Viejos almacenes de Lima de nombres franceses, vastos y olorosos, de altísimos anaqueles, cuya rica interioridad me vinculaba al negocio que allí se ejercía, fuese de papelería o de géneros y me tomaban de pies a cabeza con el misterio de su mercadería y la belleza de las dependientas, blancas pobres de ojos intensos como esclavas de un mercado musulmán.
No puedo pasar por la recta del Jirón Ucayali sin sentir el vaho que perdura, quizá nada más en mi imaginación, de esos locales de fondos inexplorados para el parroquiano enfermo de curiosidad… La pesada madera de las puertas plegadizas y los toldos, que ya nunca la manizuela del propio gerente rubicundo y con saco de lustrina, desplegarán como un velamen con chirridos. Los almacenes están aún pero los personajes y el desfile de peatones parece que se han trasmutado… Que una ciudad ignota de raza y espíritu diferente ha ocupado el corazón del centro de la ciudad; no obstante, están allí “Colville”, de pie, santuario de madera, inmensa librería y papelería que mis pies de niño hollaban en abril y estremecido de miedo placentero. “Mosquera y Morales” con sus perfumes reconocibles en la eternidad del pasado. Todo ese ámbito de Plateros de San Agustín a Plateros de San Pedro, consagrado a una sucesión de almacenes de escaparates colosales de vidrio y madera noble, ahora semivacíos y con liquidaciones de saldos amarillentos, quizás reposando sin comprador, desde que empezó la ruina de la ciudad…

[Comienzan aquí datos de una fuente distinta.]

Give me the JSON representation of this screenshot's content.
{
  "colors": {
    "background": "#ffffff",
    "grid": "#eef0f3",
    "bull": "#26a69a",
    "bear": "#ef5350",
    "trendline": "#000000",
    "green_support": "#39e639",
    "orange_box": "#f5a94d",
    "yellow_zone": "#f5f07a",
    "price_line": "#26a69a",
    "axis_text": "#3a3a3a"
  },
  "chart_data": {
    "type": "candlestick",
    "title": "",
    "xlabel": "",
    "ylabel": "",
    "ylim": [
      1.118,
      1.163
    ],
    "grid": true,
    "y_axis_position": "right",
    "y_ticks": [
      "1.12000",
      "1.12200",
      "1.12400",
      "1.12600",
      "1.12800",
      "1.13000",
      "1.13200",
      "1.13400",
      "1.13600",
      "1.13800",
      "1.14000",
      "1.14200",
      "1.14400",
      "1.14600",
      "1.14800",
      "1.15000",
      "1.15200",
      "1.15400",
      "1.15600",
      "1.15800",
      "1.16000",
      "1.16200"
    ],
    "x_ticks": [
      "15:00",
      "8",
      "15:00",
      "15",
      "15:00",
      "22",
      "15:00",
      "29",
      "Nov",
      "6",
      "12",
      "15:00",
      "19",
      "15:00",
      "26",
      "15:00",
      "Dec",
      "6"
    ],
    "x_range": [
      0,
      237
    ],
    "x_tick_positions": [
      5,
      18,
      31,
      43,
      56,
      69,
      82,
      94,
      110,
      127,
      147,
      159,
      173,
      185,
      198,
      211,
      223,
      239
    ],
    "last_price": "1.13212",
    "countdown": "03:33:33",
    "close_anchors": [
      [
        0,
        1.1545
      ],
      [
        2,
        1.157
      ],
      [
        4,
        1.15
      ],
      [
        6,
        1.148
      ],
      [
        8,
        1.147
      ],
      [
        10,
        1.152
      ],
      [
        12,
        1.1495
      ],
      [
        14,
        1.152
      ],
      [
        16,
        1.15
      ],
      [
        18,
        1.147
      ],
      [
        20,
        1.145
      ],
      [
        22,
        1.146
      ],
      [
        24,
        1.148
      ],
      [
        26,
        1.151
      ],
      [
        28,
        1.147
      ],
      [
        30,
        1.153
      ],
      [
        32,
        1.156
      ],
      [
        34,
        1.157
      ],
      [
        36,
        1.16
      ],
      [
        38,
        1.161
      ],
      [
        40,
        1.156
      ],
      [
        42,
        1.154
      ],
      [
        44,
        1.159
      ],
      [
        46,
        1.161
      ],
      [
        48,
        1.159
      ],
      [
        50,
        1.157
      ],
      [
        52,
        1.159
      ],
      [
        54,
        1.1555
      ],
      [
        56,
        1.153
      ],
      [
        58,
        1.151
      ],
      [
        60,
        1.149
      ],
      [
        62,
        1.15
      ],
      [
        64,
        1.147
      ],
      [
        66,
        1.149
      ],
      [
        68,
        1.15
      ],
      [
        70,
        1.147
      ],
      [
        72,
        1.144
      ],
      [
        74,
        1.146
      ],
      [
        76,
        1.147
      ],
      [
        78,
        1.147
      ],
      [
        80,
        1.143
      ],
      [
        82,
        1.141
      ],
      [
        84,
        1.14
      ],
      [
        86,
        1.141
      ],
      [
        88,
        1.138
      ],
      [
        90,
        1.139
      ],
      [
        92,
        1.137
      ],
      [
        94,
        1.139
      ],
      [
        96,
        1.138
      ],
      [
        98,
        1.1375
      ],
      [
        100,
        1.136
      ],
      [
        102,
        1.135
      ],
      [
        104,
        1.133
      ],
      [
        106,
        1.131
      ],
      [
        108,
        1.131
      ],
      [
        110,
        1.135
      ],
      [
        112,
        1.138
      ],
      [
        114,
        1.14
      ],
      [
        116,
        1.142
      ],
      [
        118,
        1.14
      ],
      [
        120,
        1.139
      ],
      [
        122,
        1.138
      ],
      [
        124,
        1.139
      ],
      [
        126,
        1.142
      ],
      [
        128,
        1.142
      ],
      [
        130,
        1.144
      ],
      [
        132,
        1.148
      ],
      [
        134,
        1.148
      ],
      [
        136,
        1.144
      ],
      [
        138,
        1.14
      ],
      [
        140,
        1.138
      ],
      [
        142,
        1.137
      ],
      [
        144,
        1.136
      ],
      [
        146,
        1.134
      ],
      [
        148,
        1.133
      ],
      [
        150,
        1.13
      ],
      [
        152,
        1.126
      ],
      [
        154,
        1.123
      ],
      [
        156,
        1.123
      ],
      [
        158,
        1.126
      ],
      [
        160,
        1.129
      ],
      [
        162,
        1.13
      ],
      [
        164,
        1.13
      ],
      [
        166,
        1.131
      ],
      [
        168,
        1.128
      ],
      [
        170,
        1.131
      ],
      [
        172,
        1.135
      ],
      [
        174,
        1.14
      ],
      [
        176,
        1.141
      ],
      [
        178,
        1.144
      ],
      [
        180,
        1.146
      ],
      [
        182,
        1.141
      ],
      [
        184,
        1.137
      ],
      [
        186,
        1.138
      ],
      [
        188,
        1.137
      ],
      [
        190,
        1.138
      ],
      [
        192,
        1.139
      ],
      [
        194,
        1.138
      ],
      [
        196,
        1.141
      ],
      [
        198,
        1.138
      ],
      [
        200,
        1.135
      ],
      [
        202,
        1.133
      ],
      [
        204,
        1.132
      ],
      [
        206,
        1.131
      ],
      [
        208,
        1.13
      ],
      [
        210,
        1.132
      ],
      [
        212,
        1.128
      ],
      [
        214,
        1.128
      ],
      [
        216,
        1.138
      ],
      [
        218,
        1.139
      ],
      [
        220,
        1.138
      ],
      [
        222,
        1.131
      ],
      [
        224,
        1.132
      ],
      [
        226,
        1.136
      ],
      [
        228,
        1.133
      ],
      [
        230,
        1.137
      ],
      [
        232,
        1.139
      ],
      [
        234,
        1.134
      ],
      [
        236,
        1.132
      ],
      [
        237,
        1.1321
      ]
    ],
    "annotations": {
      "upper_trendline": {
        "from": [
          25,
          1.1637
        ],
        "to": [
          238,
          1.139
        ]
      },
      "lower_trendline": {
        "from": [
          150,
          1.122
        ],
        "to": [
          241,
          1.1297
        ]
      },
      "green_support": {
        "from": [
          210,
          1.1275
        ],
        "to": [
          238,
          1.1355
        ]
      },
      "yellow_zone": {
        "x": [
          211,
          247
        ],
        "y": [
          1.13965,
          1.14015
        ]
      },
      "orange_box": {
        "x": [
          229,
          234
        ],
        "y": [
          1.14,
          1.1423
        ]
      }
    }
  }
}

Recuerdo al gerente de “Colville” pasando revista a sus empleados en los inviernos de encanto y neblina carraspeando:
-¡Jum!
Y con esa seña mágica todo cobraba una disciplina prodigiosa.
Las cajeras entornaban las pestañas, y el decorados daba los últimos toques a las pirámides de papel crepé y disponía con raro arte los compases deslumbradores en sus estuches de terciopelo y los lápices vírgenes en los de perfumado naranjo…
-¡Jum!
El gerente alto, rollizo y calvo luciendo gemelos en los puños e imperdible de oro en la corbata asomaba a las puertas de su reino, mirando la perspectiva de la mañana. En una esquina, el majestuoso hotel Maury de espejos delirantes; en frente, el pasaje Olaya dejando ver el Palacio de Gobierno de una planta, perfecto y enigmático, que sería destruido para edificar el actual, mustio y pretensioso. Del otro confín, impedida la mirada por un acumulamiento de balcones suntuosos (sin parar la pesquisa del vistazo porque formaban una doble fila de mascarones de proa) se veían las altas torres de San Pedro...
El gerente de “Colville” se metía en sus dominios, justo cuando yo pasaba a la carrera al claustro de San Agustín.
-¡Jum!
Una loca e inútil prisa, porque siempre llegaba retrasado al colegio…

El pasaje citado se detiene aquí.